$\int_D X dP = 0$ for all $D\in \mathcal A \cup\mathcal B \implies \int_D X d P = 0$ for all $D\in \sigma[\mathcal A \cup \mathcal B]$?

Question

If $X$ is some $\mathcal F$-measurable random variable, and we have two sigma algebras $\mathcal A$ and $\mathcal B$ that satisfy $\mathcal A \subset \mathcal F$ and $\mathcal B \subset \mathcal F$, and that $\int_A X dP = 0$ for all $A\in \mathcal A$ and for all $B\in \mathcal B$, it it true that $\int_D X d P = 0$ for all $D\in \sigma[\mathcal A \cup \mathcal B]$?
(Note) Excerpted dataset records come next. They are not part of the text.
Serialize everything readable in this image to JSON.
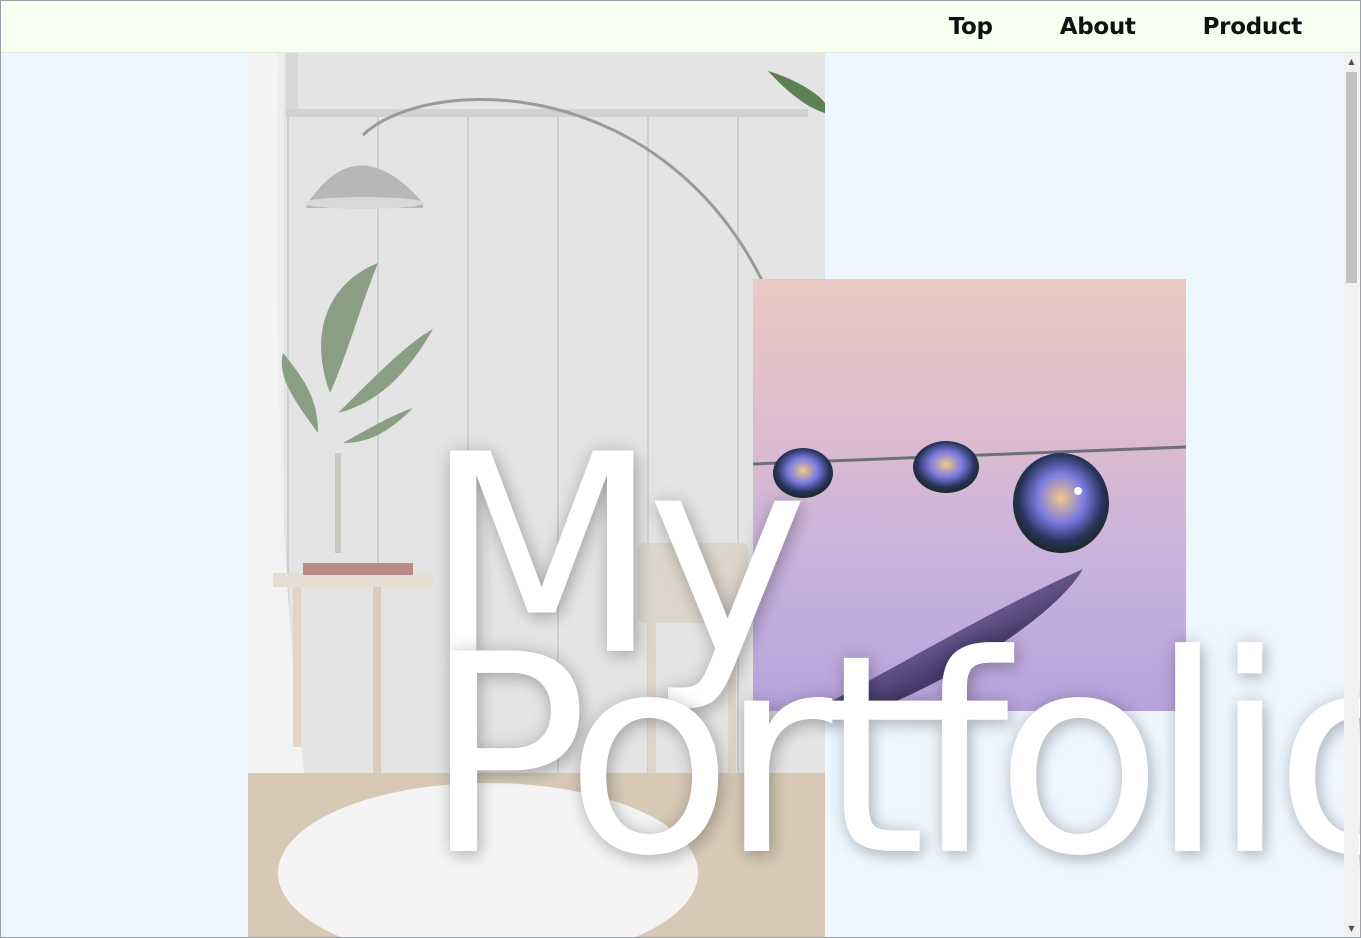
{
  "nav": {
    "items": [
      {
        "label": "Top"
      },
      {
        "label": "About"
      },
      {
        "label": "Product"
      }
    ]
  },
  "hero": {
    "title_line1": "My",
    "title_line2": "Portfolio"
  },
  "colors": {
    "header_bg": "#f7fff0",
    "page_bg": "#eef6ff",
    "title_color": "#ffffff"
  },
  "images": {
    "room_photo": "room-interior-photo",
    "drops_photo": "water-droplets-photo"
  },
  "scrollbar": {
    "up_icon": "▲",
    "down_icon": "▼"
  }
}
This kind of reminded me of Caratheodory's Extension Theorem extending a pre-measure on some collection of sets to an actual measure on the $\sigma$-algebra generated by that collection. I was thinking we could make some measure $\mu(D)$ defined by these integrals, that would extend to be $0$ on the $\sigma$-field. However, I don't think $\mu=0$ would have any impact on the original integral being $0$, right?

This is something that came up when I was trying to prove that $\int_D (X-Y) d P = 0$ for all $D \in \mathcal F(X-Y) := (X-Y)^{-1}(\mathcal B)$ if we are given that $\int_D (X-Y) d P = 0$ for all $D \in \mathcal F(X) \cup \mathcal F(Y)$. Intuitively this seems true, and I've tried to come up with counterexamples with no avail. So, I conjectured the above question. More generally, is it true if the integrals are 0 on all sets in $\cal A_1, \cal A_2, \ldots, \cal A_n$, it's also zero on the $\sigma$-algebra containing these sub-$\sigma$-fields?

Answer 1

Not true. If $\mathcal A=\{\emptyset, \Omega, A,A^{c}\}$ and $\mathcal B=\{\emptyset, \Omega, B,B^{c}\}$ then the hypothesis is satisfied when $\int _A XdP=\int _B XdP=\int _{\Omega} XdP=0$. These conditions do not imply that $\int _{A\cup B} XdP=0$.

Let $X$ take the values $-3,-2,-1,1,2,3$ with probabilities $\frac 2 {34},\frac 9 {34},\frac 6 {34},\frac 6 {34},\frac 9 {34},\frac 2 {34}$ respectively. Let $A=\{-3,1\}$ and $B=\{-3,3\}$. You can verify that this is provides a counter-example.